Dans tes yeux
Anna. Ma douce Anna.
Je me rappelle ton visage, couvert d'une peau aussi pure que le plus beau des diamants et sous mes doigts semblable à de la soie. Ta chevelure noire de jais, dont les longueurs suivaient sans faute la courbe de tes reins. Tes lèvres, dont je connaissais par coeur les moindres rainures, sur lesquelles ta langue venait parfois se perdre quand, concentrée devant ta toile, tu donnais vie à un monde qui n'appartenait qu'à toi. Tes yeux qui jusqu'à la fin, brillaient comme mille joyaux, défiant effrontément les plus somptueux astres de l'univers. J'aimais me perdre dans leur abysse saphir, presque insondable pour le commun des mortels.
Ton souvenir impérissable, sculpté dans mes entrailles avec la plus grande des finesses, me laissera-t-il un jour ? M'abandonnera-tu encore à la froideur de la solitude ?
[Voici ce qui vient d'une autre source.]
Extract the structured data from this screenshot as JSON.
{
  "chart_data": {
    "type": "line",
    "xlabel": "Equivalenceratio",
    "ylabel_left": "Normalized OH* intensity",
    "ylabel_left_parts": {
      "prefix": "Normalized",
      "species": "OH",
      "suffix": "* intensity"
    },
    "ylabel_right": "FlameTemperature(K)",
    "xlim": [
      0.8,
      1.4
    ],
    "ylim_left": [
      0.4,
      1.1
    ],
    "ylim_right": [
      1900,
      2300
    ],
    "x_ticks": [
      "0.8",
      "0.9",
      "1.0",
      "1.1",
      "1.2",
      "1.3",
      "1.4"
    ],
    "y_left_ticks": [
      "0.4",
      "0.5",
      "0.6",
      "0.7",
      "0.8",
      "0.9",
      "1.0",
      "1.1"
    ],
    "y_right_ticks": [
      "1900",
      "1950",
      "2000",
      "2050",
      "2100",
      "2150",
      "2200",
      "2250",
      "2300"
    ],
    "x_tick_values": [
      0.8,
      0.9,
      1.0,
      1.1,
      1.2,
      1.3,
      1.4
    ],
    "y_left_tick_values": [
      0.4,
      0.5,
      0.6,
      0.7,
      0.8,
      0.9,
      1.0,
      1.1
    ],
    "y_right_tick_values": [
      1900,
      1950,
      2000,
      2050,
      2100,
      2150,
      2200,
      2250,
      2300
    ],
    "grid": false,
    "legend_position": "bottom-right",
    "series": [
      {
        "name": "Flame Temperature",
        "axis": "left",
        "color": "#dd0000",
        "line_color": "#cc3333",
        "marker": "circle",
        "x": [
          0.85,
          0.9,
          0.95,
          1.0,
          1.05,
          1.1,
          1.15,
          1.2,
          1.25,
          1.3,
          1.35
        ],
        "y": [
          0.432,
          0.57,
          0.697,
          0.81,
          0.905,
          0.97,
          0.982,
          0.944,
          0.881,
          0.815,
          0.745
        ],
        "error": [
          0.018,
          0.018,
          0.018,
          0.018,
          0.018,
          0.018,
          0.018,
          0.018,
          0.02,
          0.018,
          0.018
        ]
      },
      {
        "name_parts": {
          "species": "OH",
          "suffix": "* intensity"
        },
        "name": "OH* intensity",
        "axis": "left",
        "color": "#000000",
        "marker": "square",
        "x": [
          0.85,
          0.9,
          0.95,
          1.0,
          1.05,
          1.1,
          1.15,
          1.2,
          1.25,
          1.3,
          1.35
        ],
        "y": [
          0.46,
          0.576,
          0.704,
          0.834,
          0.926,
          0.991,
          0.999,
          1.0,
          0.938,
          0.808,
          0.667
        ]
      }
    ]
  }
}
Je me souviens de la moindre de tes fêlures, de la plus infime parcelle de ton être. Ton rire, arme fatale à mon coeur, qui par sa pureté pouvait soigner le moindre de mes maux. Mes doigts filant sur ta nuque, te faisant frissonner comme pour la première fois. L'odeur que dégageait le creux de ton cou quand de mes lèvres, je venais l'effleurer. L'étoffe fine de ta nuisette glissant contre ta peau, les nuits où nous nous cachions de Morphée pour quelques heures encore. Et le nous, éclatant par sa passion inépuisable, son ardente volupté.
Je garderai pour l'éternité les stigmates de ton existence, reliques précieuses d'une époque révolue.
Je ne peux oublier toutes ces joies passées, cette félicité dont tu as enveloppé mon âme tortueuse. Le pinceau précis et vif que tu abattais sans doute aucun, d'une main grâcieuse, sur le canevas vierge. Les mouvances imprévisibles du reflet des flammes de notre cheminée sur ton corps. Notre vie ensemble, dont la route parfois chaotique, finissait invariablement par nous conduire au sommet des montagnes les plus hautes, dans les abîmes des océans les plus profonds, au coeur des forêts les plus féeriques.
Anna, ma douce Anna.
Je garde près de moi ton fantôme. Précieusement, comme le plus magnifique des trésors. Je me laisse délicieusement hanter par ton ombre.
Fermant les yeux, je respire jalousement l'air encore emprunt de ton odeur. A présent, tu ne pourras jamais plus me quitter. Mes craintes se sont envolées, à l'image de ces colombres que tu aimais tant. Je me délecte de cet instant fugace de plénitude.
Je veux te voir, encore une fois.
J'ouvre alors mes paupières, pour plonger mon regard dans le tien. Dans ton iris bleu, je me vois. Je n'y vois que moi. Comme je l'ai toujours désiré.
J'aimerais caresser encore ton doux visage, mais je m'en voudrais de le souiller avec mes mains tâchées, de bafouer ta grâce divine en maculant ta peau d'albâtre de carmin.
Tu es si belle. Si belle, et à moi pour toujours.